Florida District Courts of Appeal, 2012

Peterson v. State

Peterson v. State
Florida District Courts of Appeal · Decided May 25, 2012 · Cohen, Griffin, Jacobus
88 So. 3d 1035; 2012 WL 1886012; 2012 Fla. App. LEXIS 8441 (Southern Reporter, Third Series)

Peterson v. State

Opinion of the Court

PER CURIAM.

James Peterson appeals the lower court’s order dismissing his rule 3.850 motion as untimely. We reverse because Peterson’s motion was directed to his resen-tencing and was filed within two years of his sentence becoming final.1 Thus, it was timely. See Fla. R.Crim. P. 3.850(b). On remand, the lower court is instructed to consider Peterson’s motion on the merits.

REVERSED and REMANDED.

GRIFFIN and JACOBUS, JJ., concur. COHEN, J., concurs specially, with opinion.

. After Peterson violated his probation on several occasions, he was resentenced to five years in the Department of Corrections on January 12, 2010. He filed the instant rule 3.850 motion on November 30, 2011.

Concurring Opinion

COHEN, J.,

concurs, and concurs specially.

The trial court’s initial denial of Peterson’s motion for postconviction relief is understandable. The motion appears to challenge the 2004 judgment and sentence and thus would have been time-barred under Florida Rule of Criminal Procedure 3.850.

Following the initial denial, however, Peterson filed a motion for rehearing, explaining his motion was not time-barred because he was actually challenging the 2010 sentence following his admission to a violation of probation.

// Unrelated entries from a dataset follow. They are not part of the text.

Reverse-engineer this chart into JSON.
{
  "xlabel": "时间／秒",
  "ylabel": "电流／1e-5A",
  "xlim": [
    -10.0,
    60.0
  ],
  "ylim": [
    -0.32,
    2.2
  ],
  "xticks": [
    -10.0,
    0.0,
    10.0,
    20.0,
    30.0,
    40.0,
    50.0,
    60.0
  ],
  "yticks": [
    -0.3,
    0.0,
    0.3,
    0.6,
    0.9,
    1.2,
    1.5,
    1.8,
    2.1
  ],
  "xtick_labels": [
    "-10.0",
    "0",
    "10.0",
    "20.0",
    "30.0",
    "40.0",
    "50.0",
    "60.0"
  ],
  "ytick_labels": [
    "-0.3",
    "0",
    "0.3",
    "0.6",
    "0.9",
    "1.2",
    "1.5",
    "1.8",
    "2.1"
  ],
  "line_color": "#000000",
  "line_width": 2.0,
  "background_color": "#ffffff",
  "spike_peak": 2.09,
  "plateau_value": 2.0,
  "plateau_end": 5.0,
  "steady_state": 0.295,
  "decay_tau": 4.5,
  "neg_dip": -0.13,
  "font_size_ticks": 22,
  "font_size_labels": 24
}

Many litigants seem to view motions for rehearing as obligatory. However, Peterson’s case demonstrates why it is important not to simply be dismissive of such motions. His motion for rehearing should have alerted the trial judge to the fact that the motion was not time-barred. What we refer to as resentencing in the majority opinion is simply the sentencing on a violation of probation. The trial judge could have either gone forward with considering the merits of the claim or allowed Peterson to amend under Spera.2 While I would have found no error in the denial of the original motion, once clarified by the mo*1036tion for rehearing, dismissal as time-barred constituted error.

. Spera v. State, 971 So.2d 754 (Fla. 2007).